Pierre and Bismarck, on the Missouri river, and Sidney and Cheyenne, on the Union Pacific railroad, became the supply depots of the new mining regions, and, at that period, enjoyed a prosperity which they have not equaled since. All the passes leading into “the Hills,” from the points mentioned, swarmed with hostile Indians, most of whom were well fed at the agencies, and all of whom boasted of being better armed, and better supplied with fixed ammunition, than the soldiers of regular army. The rocks of Buffalo Gap and the Red Cañon, particularly, rang with the rifle shots of the savages, and the return fire of the hardy immigrants, many of whom paid with their lives the penalty of their ambition. The stages that ran to “the Hills” from the towns on the Missouri and the Union Pacific rarely ever escaped attack - sometimes by robbers, but oftenest by Indians. All passengers, even the women, who were, at that time, chiefly composed of the rough, if not absolutely immoral, class, traveled with arms in their hands ready for immediately action. Border ruffians infested all the cities, and, very soon, became almost as great a menace to life and property as the savages themselves. Murders and suicides occurred in abundance, as the gambling dens increased and the low class saloons multiplied. Notwithstanding these discouragements, the period of 1874, ‘75 and ’76 was the Augustan era, if the term be not too transcendental, of the Black Hills. The placer mines were soon exhausted, and, as it required capital to work the quartz ledges, the poor miners, or the impatient ones, who hoped to get rich in a day, quickly “stampeded” for more promising regions, and left the mushroom “cities” to the capitalists, the wage workers, the gamblers, the women in scarlet, and to these, in later days, may be added the rancheros, or cattle men.

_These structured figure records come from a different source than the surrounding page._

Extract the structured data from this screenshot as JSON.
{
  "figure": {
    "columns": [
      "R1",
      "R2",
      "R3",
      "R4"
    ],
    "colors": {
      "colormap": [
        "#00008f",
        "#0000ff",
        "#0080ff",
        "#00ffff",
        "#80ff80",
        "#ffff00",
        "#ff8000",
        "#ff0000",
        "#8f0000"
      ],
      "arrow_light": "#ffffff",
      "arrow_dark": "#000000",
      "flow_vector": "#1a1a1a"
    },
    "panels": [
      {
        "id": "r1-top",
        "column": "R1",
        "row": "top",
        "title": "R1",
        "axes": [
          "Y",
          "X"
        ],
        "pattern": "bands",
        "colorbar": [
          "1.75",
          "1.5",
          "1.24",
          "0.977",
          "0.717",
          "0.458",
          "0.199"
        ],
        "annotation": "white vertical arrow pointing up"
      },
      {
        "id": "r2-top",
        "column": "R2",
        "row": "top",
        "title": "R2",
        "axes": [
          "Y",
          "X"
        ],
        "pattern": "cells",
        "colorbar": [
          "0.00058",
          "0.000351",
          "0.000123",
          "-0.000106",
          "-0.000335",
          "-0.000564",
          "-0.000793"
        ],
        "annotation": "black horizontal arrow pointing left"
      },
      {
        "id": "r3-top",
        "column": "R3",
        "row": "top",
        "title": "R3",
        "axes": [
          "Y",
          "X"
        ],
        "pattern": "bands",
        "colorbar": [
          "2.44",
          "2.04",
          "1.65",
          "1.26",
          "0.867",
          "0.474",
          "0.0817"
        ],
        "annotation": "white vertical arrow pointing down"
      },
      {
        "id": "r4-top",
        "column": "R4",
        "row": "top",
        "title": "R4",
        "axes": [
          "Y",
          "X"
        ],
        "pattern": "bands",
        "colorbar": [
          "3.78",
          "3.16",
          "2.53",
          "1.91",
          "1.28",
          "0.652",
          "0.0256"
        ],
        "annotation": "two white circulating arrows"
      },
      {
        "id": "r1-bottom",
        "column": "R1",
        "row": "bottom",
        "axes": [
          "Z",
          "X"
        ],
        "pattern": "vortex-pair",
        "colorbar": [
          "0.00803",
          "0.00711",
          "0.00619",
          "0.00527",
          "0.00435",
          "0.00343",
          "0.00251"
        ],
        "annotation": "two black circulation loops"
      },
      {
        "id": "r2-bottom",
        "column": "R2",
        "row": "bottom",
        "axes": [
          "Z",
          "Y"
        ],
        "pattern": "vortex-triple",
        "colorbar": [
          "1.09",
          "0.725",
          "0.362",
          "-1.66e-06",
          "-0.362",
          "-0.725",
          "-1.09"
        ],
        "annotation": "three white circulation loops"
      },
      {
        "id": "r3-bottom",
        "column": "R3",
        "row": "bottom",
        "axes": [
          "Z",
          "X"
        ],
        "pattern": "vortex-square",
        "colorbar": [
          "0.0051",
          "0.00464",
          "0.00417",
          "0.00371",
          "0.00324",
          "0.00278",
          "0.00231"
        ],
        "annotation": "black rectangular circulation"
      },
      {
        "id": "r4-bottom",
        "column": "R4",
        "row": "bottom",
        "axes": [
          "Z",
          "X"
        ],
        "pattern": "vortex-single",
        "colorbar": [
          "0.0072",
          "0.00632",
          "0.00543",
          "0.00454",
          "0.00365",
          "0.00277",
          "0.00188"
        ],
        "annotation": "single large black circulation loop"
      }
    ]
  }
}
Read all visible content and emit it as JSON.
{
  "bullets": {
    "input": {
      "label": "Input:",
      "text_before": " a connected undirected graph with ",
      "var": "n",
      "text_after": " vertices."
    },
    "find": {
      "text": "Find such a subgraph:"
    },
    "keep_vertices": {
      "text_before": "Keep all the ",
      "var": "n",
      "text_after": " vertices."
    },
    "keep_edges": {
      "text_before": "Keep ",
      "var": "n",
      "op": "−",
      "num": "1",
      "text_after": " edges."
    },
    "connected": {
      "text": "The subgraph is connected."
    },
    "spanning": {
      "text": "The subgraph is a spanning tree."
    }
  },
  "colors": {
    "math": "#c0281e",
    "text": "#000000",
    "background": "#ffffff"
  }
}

The last Deadwood stage coach drive.

Morality has greatly improved in “the Hills” since 1876, and business has settled down to a steady, old fashioned gait, but the first settlers still remember, with vague regret, the whisky was bad and fighting general; when claims were held dear and life cheap; when the bronzed hunter, or longhaired “scout,” strutted around in half savage pride, and when the renowned “Wild Bill,” who subsequently met a fate so sudden and so awful, was at once the glory and the terror of that active, but primitive, community.

Wild Bill Hickok, famous gunman and gambler. Shortly after marrying he ditched his bride in Cinncinati for the Black Hills. He was shot in the head playing a round of poker, his cards, a hand of aces and eights became the Dead Man's Hand.